Example Configuration (Science): Physicist Agent → Mathematician Agent → Summarizer Agent

System Modules

Physicist Agent

Analyzes the problem to extract domain-specific physical principles.

Model or implementation: LLM (Specific variant not reported in snippet)

Mathematician Agent

Formalizes the reasoning with quantitative models based on the Physicist's analysis.

Model or implementation: LLM (Specific variant not reported in snippet)

Summarizer Agent

Consolidates insights into a clear final answer.

Model or implementation: LLM (Specific variant not reported in snippet)

Novel Architectural Elements

Trajectory Augmentation Loop: Failed trajectories are not discarded but repaired via an external feedback mechanism (grounded in ground truth) to create 'corrected' synthetic data for SFT.

Modeling

Base Model: LLMs (Specific model family/size not reported in text snippet)

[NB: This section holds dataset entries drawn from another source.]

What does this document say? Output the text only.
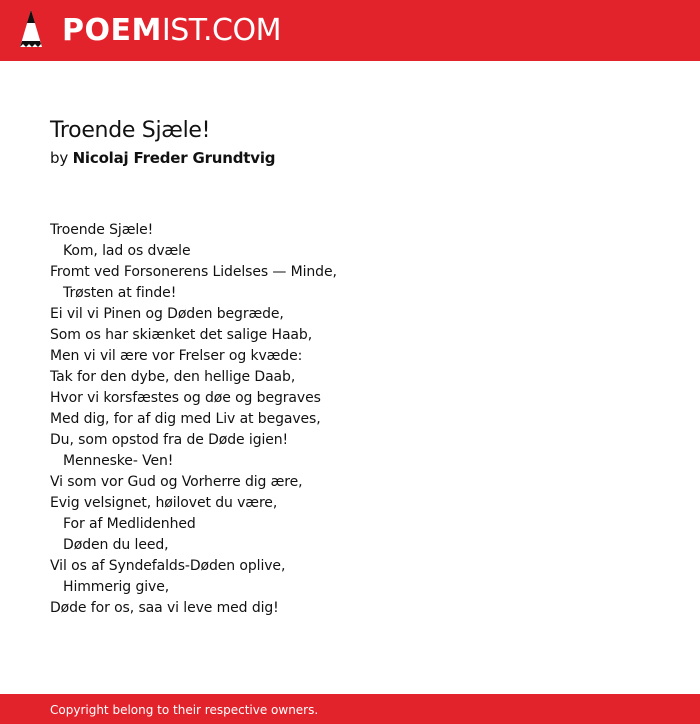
POEMIST.COM
Troende Sjæle!
by Nicolaj Freder Grundtvig
Troende Sjæle!
Kom, lad os dvæle
Fromt ved Forsonerens Lidelses — Minde,
Trøsten at finde!
Ei vil vi Pinen og Døden begræde,
Som os har skiænket det salige Haab,
Men vi vil ære vor Frelser og kvæde:
Tak for den dybe, den hellige Daab,
Hvor vi korsfæstes og døe og begraves
Med dig, for af dig med Liv at begaves,
Du, som opstod fra de Døde igien!
Menneske- Ven!
Vi som vor Gud og Vorherre dig ære,
Evig velsignet, høilovet du være,
For af Medlidenhed
Døden du leed,
Vil os af Syndefalds-Døden oplive,
Himmerig give,
Døde for os, saa vi leve med dig!
Copyright belong to their respective owners.
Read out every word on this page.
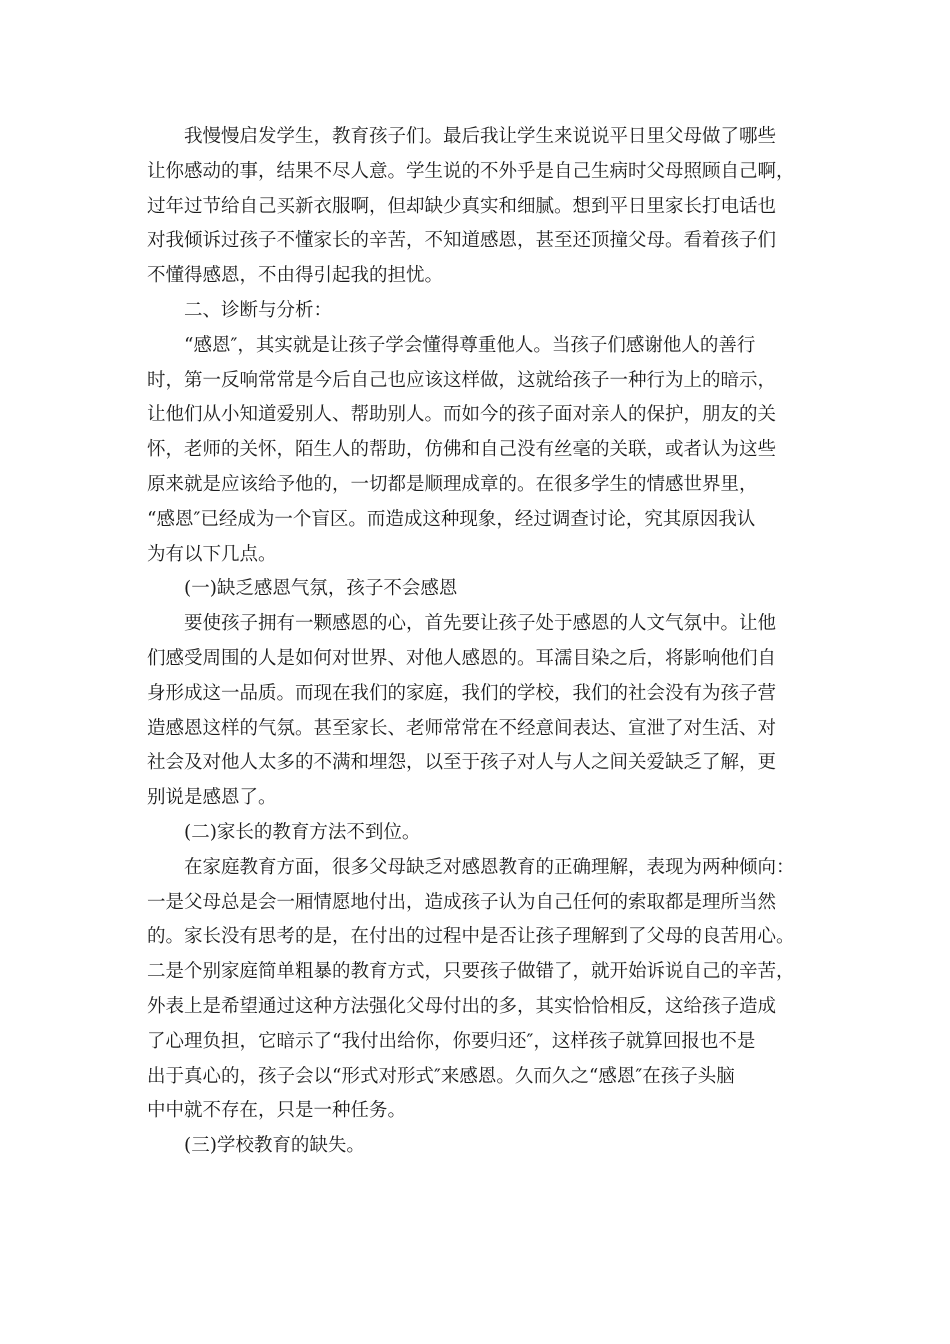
我慢慢启发学生，教育孩子们。最后我让学生来说说平日里父母做了哪些
让你感动的事，结果不尽人意。学生说的不外乎是自己生病时父母照顾自己啊，
过年过节给自己买新衣服啊，但却缺少真实和细腻。想到平日里家长打电话也
对我倾诉过孩子不懂家长的辛苦，不知道感恩，甚至还顶撞父母。看着孩子们
不懂得感恩，不由得引起我的担忧。
二、诊断与分析：
“感恩″，其实就是让孩子学会懂得尊重他人。当孩子们感谢他人的善行
时，第一反响常常是今后自己也应该这样做，这就给孩子一种行为上的暗示，
让他们从小知道爱别人、帮助别人。而如今的孩子面对亲人的保护，朋友的关
怀，老师的关怀，陌生人的帮助，仿佛和自己没有丝毫的关联，或者认为这些
原来就是应该给予他的，一切都是顺理成章的。在很多学生的情感世界里，
“感恩″已经成为一个盲区。而造成这种现象，经过调查讨论，究其原因我认
为有以下几点。
(一)缺乏感恩气氛，孩子不会感恩
要使孩子拥有一颗感恩的心，首先要让孩子处于感恩的人文气氛中。让他
们感受周围的人是如何对世界、对他人感恩的。耳濡目染之后，将影响他们自
身形成这一品质。而现在我们的家庭，我们的学校，我们的社会没有为孩子营
造感恩这样的气氛。甚至家长、老师常常在不经意间表达、宣泄了对生活、对
社会及对他人太多的不满和埋怨，以至于孩子对人与人之间关爱缺乏了解，更
别说是感恩了。
(二)家长的教育方法不到位。
在家庭教育方面，很多父母缺乏对感恩教育的正确理解，表现为两种倾向：
一是父母总是会一厢情愿地付出，造成孩子认为自己任何的索取都是理所当然
的。家长没有思考的是，在付出的过程中是否让孩子理解到了父母的良苦用心。
二是个别家庭简单粗暴的教育方式，只要孩子做错了，就开始诉说自己的辛苦，
外表上是希望通过这种方法强化父母付出的多，其实恰恰相反，这给孩子造成
了心理负担，它暗示了“我付出给你，你要归还″，这样孩子就算回报也不是
出于真心的，孩子会以“形式对形式″来感恩。久而久之“感恩″在孩子头脑
中中就不存在，只是一种任务。
(三)学校教育的缺失。
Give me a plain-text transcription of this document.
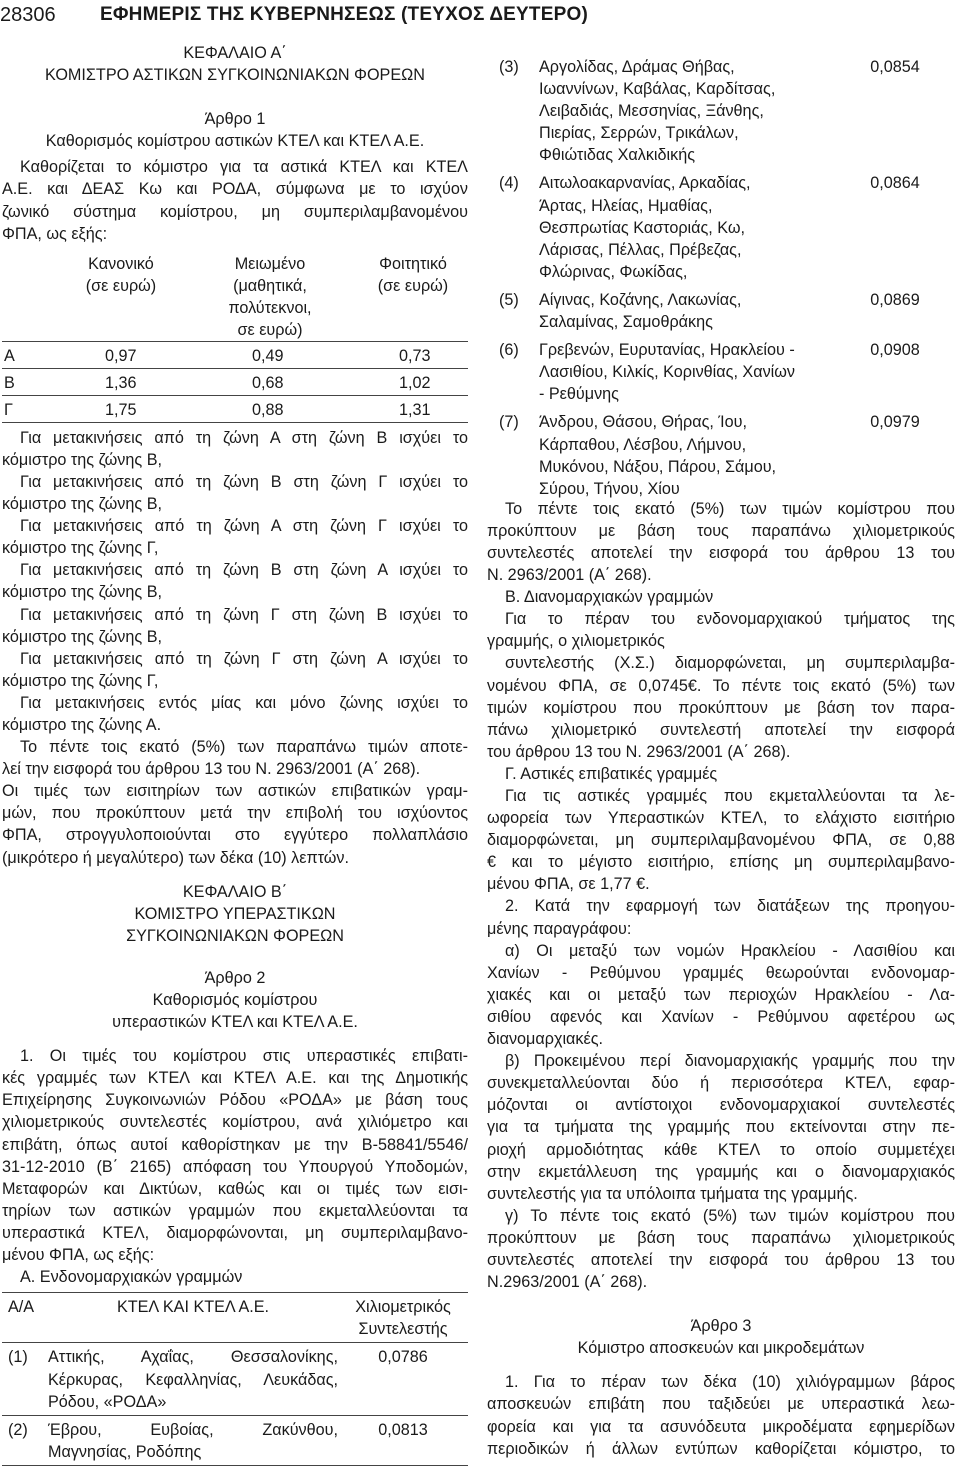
28306 ΕΦΗΜΕΡΙΣ ΤΗΣ ΚΥΒΕΡΝΗΣΕΩΣ (ΤΕΥΧΟΣ ΔΕΥΤΕΡΟ)
ΚΕΦΑΛΑΙΟ Α΄
ΚΟΜΙΣΤΡΟ ΑΣΤΙΚΩΝ ΣΥΓΚΟΙΝΩΝΙΑΚΩΝ ΦΟΡΕΩΝ
Άρθρο 1
Καθορισμός κομίστρου αστικών ΚΤΕΛ και ΚΤΕΛ Α.Ε.
Καθορίζεται το κόμιστρο για τα αστικά ΚΤΕΛ και ΚΤΕΛ
Α.Ε. και ΔΕΑΣ Κω και ΡΟΔΑ, σύμφωνα με το ισχύον
ζωνικό σύστημα κομίστρου, μη συμπεριλαμβανομένου
ΦΠΑ, ως εξής:
Κανονικό
(σε ευρώ)
Μειωμένο
(μαθητικά,
πολύτεκνοι,
σε ευρώ)
Φοιτητικό
(σε ευρώ)
Α	0,97	0,49	0,73
Β	1,36	0,68	1,02
Γ	1,75	0,88	1,31
Για μετακινήσεις από τη ζώνη Α στη ζώνη Β ισχύει το
κόμιστρο της ζώνης Β,
Για μετακινήσεις από τη ζώνη Β στη ζώνη Γ ισχύει το
κόμιστρο της ζώνης Β,
Για μετακινήσεις από τη ζώνη Α στη ζώνη Γ ισχύει το
κόμιστρο της ζώνης Γ,
Για μετακινήσεις από τη ζώνη Β στη ζώνη Α ισχύει το
κόμιστρο της ζώνης Β,
Για μετακινήσεις από τη ζώνη Γ στη ζώνη Β ισχύει το
κόμιστρο της ζώνης Β,
Για μετακινήσεις από τη ζώνη Γ στη ζώνη Α ισχύει το
κόμιστρο της ζώνης Γ,
Για μετακινήσεις εντός μίας και μόνο ζώνης ισχύει το
κόμιστρο της ζώνης Α.
Το πέντε τοις εκατό (5%) των παραπάνω τιμών αποτε-
λεί την εισφορά του άρθρου 13 του Ν. 2963/2001 (Α΄ 268).
Οι τιμές των εισιτηρίων των αστικών επιβατικών γραμ-
μών, που προκύπτουν μετά την επιβολή του ισχύοντος
ΦΠΑ, στρογγυλοποιούνται στο εγγύτερο πολλαπλάσιο
(μικρότερο ή μεγαλύτερο) των δέκα (10) λεπτών.
ΚΕΦΑΛΑΙΟ Β΄
ΚΟΜΙΣΤΡΟ ΥΠΕΡΑΣΤΙΚΩΝ
ΣΥΓΚΟΙΝΩΝΙΑΚΩΝ ΦΟΡΕΩΝ
Άρθρο 2
Καθορισμός κομίστρου
υπεραστικών ΚΤΕΛ και ΚΤΕΛ Α.Ε.
1. Οι τιμές του κομίστρου στις υπεραστικές επιβατι-
κές γραμμές των ΚΤΕΛ και ΚΤΕΛ Α.Ε. και της Δημοτικής
Επιχείρησης Συγκοινωνιών Ρόδου «ΡΟΔΑ» με βάση τους
χιλιομετρικούς συντελεστές κομίστρου, ανά χιλιόμετρο και
επιβάτη, όπως αυτοί καθορίστηκαν με την Β-58841/5546/
31-12-2010 (Β΄ 2165) απόφαση του Υπουργού Υποδομών,
Μεταφορών και Δικτύων, καθώς και οι τιμές των εισι-
τηρίων των αστικών γραμμών που εκμεταλλεύονται τα
υπεραστικά ΚΤΕΛ, διαμορφώνονται, μη συμπεριλαμβανο-
μένου ΦΠΑ, ως εξής:
Α. Ενδονομαρχιακών γραμμών
Α/Α	ΚΤΕΛ ΚΑΙ ΚΤΕΛ Α.Ε.	Χιλιομετρικός
Συντελεστής

(1)	Αττικής, Αχαΐας, Θεσσαλονίκης,
Κέρκυρας, Κεφαλληνίας, Λευκάδας,
Ρόδου, «ΡΟΔΑ»	0,0786
(2)	Έβρου, Ευβοίας, Ζακύνθου,
Μαγνησίας, Ροδόπης	0,0813
(3)	Αργολίδας, Δράμας Θήβας,
Ιωαννίνων, Καβάλας, Καρδίτσας,
Λειβαδιάς, Μεσσηνίας, Ξάνθης,
Πιερίας, Σερρών, Τρικάλων,
Φθιώτιδας Χαλκιδικής	0,0854
(4)	Αιτωλοακαρνανίας, Αρκαδίας,
Άρτας, Ηλείας, Ημαθίας,
Θεσπρωτίας Καστοριάς, Κω,
Λάρισας, Πέλλας, Πρέβεζας,
Φλώρινας, Φωκίδας,	0,0864
(5)	Αίγινας, Κοζάνης, Λακωνίας,
Σαλαμίνας, Σαμοθράκης	0,0869
(6)	Γρεβενών, Ευρυτανίας, Ηρακλείου -
Λασιθίου, Κιλκίς, Κορινθίας, Χανίων
- Ρεθύμνης	0,0908
(7)	Άνδρου, Θάσου, Θήρας, Ίου,
Κάρπαθου, Λέσβου, Λήμνου,
Μυκόνου, Νάξου, Πάρου, Σάμου,
Σύρου, Τήνου, Χίου	0,0979
Το πέντε τοις εκατό (5%) των τιμών κομίστρου που
προκύπτουν με βάση τους παραπάνω χιλιομετρικούς
συντελεστές αποτελεί την εισφορά του άρθρου 13 του
Ν. 2963/2001 (Α΄ 268).
Β. Διανομαρχιακών γραμμών
Για το πέραν του ενδονομαρχιακού τμήματος της
γραμμής, ο χιλιομετρικός
συντελεστής (Χ.Σ.) διαμορφώνεται, μη συμπεριλαμβα-
νομένου ΦΠΑ, σε 0,0745€. Το πέντε τοις εκατό (5%) των
τιμών κομίστρου που προκύπτουν με βάση τον παρα-
πάνω χιλιομετρικό συντελεστή αποτελεί την εισφορά
του άρθρου 13 του Ν. 2963/2001 (Α΄ 268).
Γ. Αστικές επιβατικές γραμμές
Για τις αστικές γραμμές που εκμεταλλεύονται τα λε-
ωφορεία των Υπεραστικών ΚΤΕΛ, το ελάχιστο εισιτήριο
διαμορφώνεται, μη συμπεριλαμβανομένου ΦΠΑ, σε 0,88
€ και το μέγιστο εισιτήριο, επίσης μη συμπεριλαμβανο-
μένου ΦΠΑ, σε 1,77 €.
2. Κατά την εφαρμογή των διατάξεων της προηγου-
μένης παραγράφου:
α) Οι μεταξύ των νομών Ηρακλείου - Λασιθίου και
Χανίων - Ρεθύμνου γραμμές θεωρούνται ενδονομαρ-
χιακές και οι μεταξύ των περιοχών Ηρακλείου - Λα-
σιθίου αφενός και Χανίων - Ρεθύμνου αφετέρου ως
διανομαρχιακές.
β) Προκειμένου περί διανομαρχιακής γραμμής που την
συνεκμεταλλεύονται δύο ή περισσότερα ΚΤΕΛ, εφαρ-
μόζονται οι αντίστοιχοι ενδονομαρχιακοί συντελεστές
για τα τμήματα της γραμμής που εκτείνονται στην πε-
ριοχή αρμοδιότητας κάθε ΚΤΕΛ το οποίο συμμετέχει
στην εκμετάλλευση της γραμμής και ο διανομαρχιακός
συντελεστής για τα υπόλοιπα τμήματα της γραμμής.
γ) Το πέντε τοις εκατό (5%) των τιμών κομίστρου που
προκύπτουν με βάση τους παραπάνω χιλιομετρικούς
συντελεστές αποτελεί την εισφορά του άρθρου 13 του
Ν.2963/2001 (Α΄ 268).
Άρθρο 3
Κόμιστρο αποσκευών και μικροδεμάτων
1. Για το πέραν των δέκα (10) χιλιόγραμμων βάρος
αποσκευών επιβάτη που ταξιδεύει με υπεραστικά λεω-
φορεία και για τα ασυνόδευτα μικροδέματα εφημερίδων
περιοδικών ή άλλων εντύπων καθορίζεται κόμιστρο, το
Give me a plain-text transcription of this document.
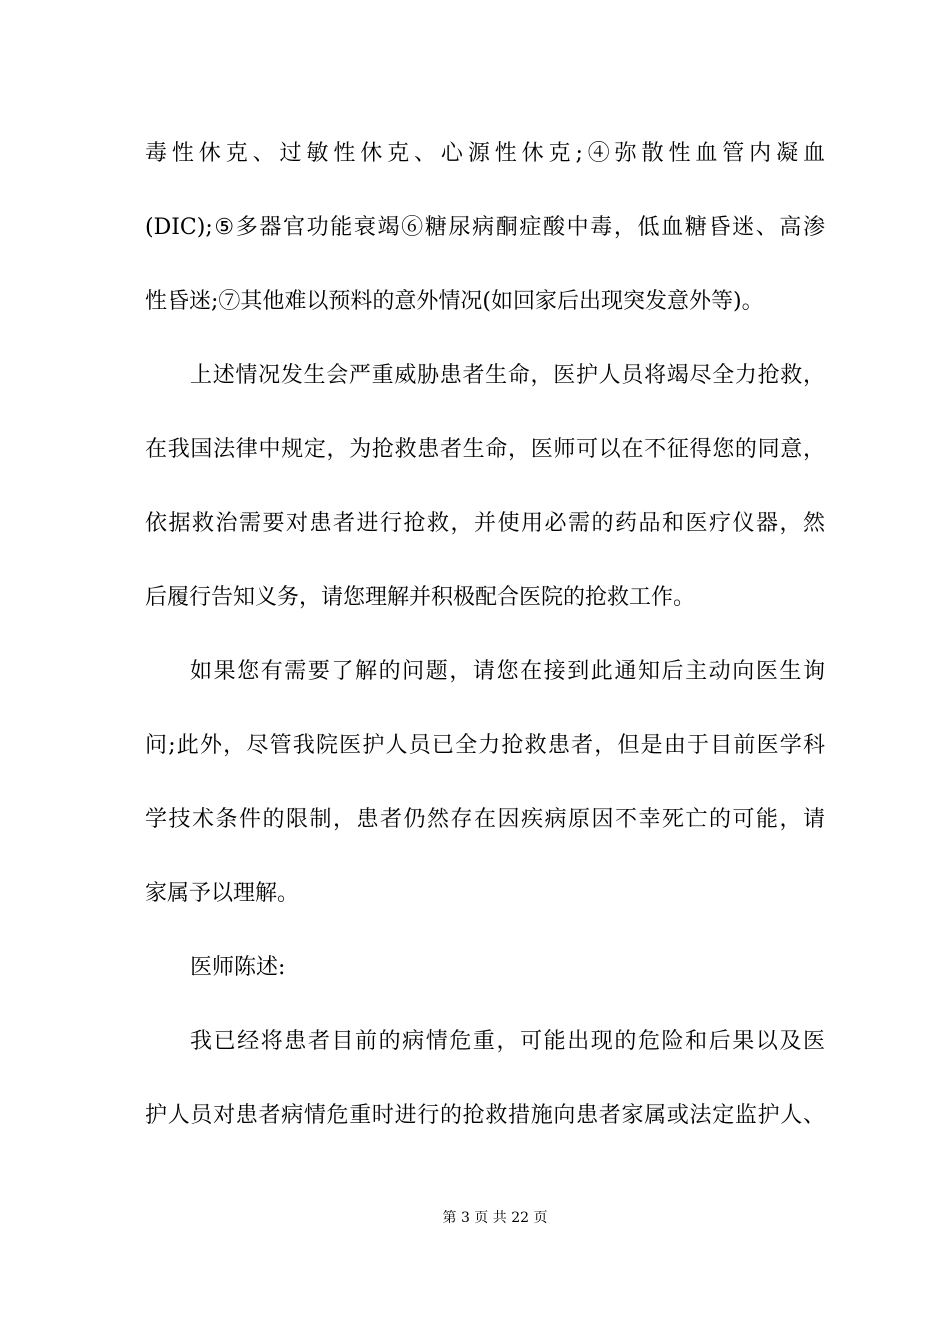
毒性休克、过敏性休克、心源性休克;④弥散性血管内凝血
(DIC);⑤多器官功能衰竭⑥糖尿病酮症酸中毒，低血糖昏迷、高渗
性昏迷;⑦其他难以预料的意外情况(如回家后出现突发意外等)。
上述情况发生会严重威胁患者生命，医护人员将竭尽全力抢救，
在我国法律中规定，为抢救患者生命，医师可以在不征得您的同意，
依据救治需要对患者进行抢救，并使用必需的药品和医疗仪器，然
后履行告知义务，请您理解并积极配合医院的抢救工作。
如果您有需要了解的问题，请您在接到此通知后主动向医生询
问;此外，尽管我院医护人员已全力抢救患者，但是由于目前医学科
学技术条件的限制，患者仍然存在因疾病原因不幸死亡的可能，请
家属予以理解。
医师陈述:
我已经将患者目前的病情危重，可能出现的危险和后果以及医
护人员对患者病情危重时进行的抢救措施向患者家属或法定监护人、
第 3 页 共 22 页
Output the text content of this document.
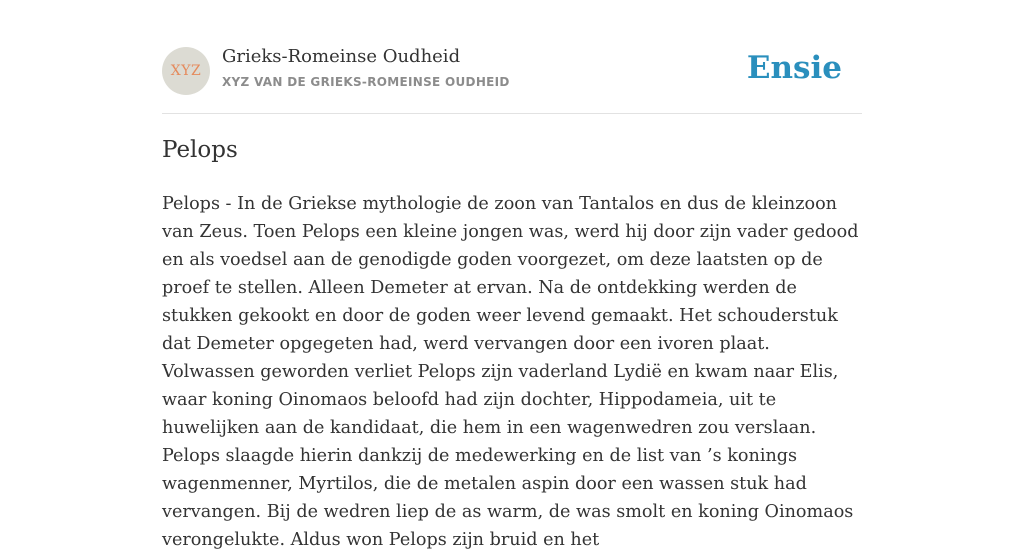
XYZ
Grieks-Romeinse Oudheid
XYZ VAN DE GRIEKS-ROMEINSE OUDHEID	Ensie
Pelops

Pelops - In de Griekse mythologie de zoon van Tantalos en dus de kleinzoon van Zeus. Toen Pelops een kleine jongen was, werd hij door zijn vader gedood en als voedsel aan de genodigde goden voorgezet, om deze laatsten op de proef te stellen. Alleen Demeter at ervan. Na de ontdekking werden de stukken gekookt en door de goden weer levend gemaakt. Het schouderstuk dat Demeter opgegeten had, werd vervangen door een ivoren plaat. Volwassen geworden verliet Pelops zijn vaderland Lydië en kwam naar Elis, waar koning Oinomaos beloofd had zijn dochter, Hippodameia, uit te huwelijken aan de kandidaat, die hem in een wagenwedren zou verslaan. Pelops slaagde hierin dankzij de medewerking en de list van ’s konings wagenmenner, Myrtilos, die de metalen aspin door een wassen stuk had vervangen. Bij de wedren liep de as warm, de was smolt en koning Oinomaos verongelukte. Aldus won Pelops zijn bruid en het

Training Method: Iterative Supervised Fine-Tuning (SFT) on self-generated 'Experience Library'

Training Data:

Successful trajectories (Reward > epsilon) added directly to library.
Failed trajectories repaired via feedback generation and regeneration, then added to library.

Compute: Not reported in the paper

Comparison to Prior Work

vs. STaR: SiriuS extends bootstrapping to multi-agent graphs where credit assignment is ambiguous, rather than single-chain reasoning.
vs. Standard Multi-Agent Debate: SiriuS explicitly fine-tunes the agents on successful debate trajectories, rather than just using debate at inference time.

Limitations

Relies on ground truth availability for the trajectory augmentation (repair) phase.
Credit assignment remains implicit; the system optimizes based on joint success rather than explicit per-agent rewards.
Specific improvements depend heavily on the quality of the 'critic' used for augmentation.

Reproducibility

Code availability is mentioned ('available here') but the URL is missing from the provided text snippet. Model hyperparameters and base model identities are not in the text snippet.

📊 Experiments & Results

Evaluation Setup

Multi-agent collaboration on reasoning and negotiation tasks.

Benchmarks:

Reasoning QA (Complex reasoning (Specific datasets not named in snippet, likely MATH/GSM8K))
Biomedical QA (Domain-specific QA)
Competitive Settings (Negotiation (Resource Exchange, Seller/Buyer, Ultimatum Game))

Metrics:

Accuracy
Win rate / Individual Reward (in competitive settings)
Statistical methodology: Not explicitly reported in the paper

Main Takeaways

SiriuS consistently improves multi-agent performance over single-agent and baseline methods, with gains ranging from 2.86% to 21.88%.
The framework effectively utilizes both successful (positive reinforcement) and corrected failed trajectories (negative reinforcement/correction) to train agents.
The approach generalizes to competitive settings where agents must balance cooperation and competition (e.g., negotiation).

📚 Prerequisite Knowledge

Prerequisites

Reinforcement Learning (MDPs, policies, rewards)
Supervised Fine-Tuning (SFT)
Language Models (LLMs)

Key Terms

SFT: Supervised Fine-Tuning—retraining a pre-trained model on a specific dataset to adapt its behavior.

Bootstrapping: A self-improving process where the model uses its own high-confidence outputs as training data to get better.

Trajectory: The sequence of states and actions (messages/reasoning steps) generated by agents during a problem-solving session.

Credit Assignment: The problem of determining which past action or agent is responsible for a final positive or negative outcome.

Experience Library: A repository of high-quality reasoning trajectories collected from successful agent interactions, used for training.

STaR: Self-Taught Reasoner—a baseline method that iteratively trains a single agent on its own correct reasoning chains.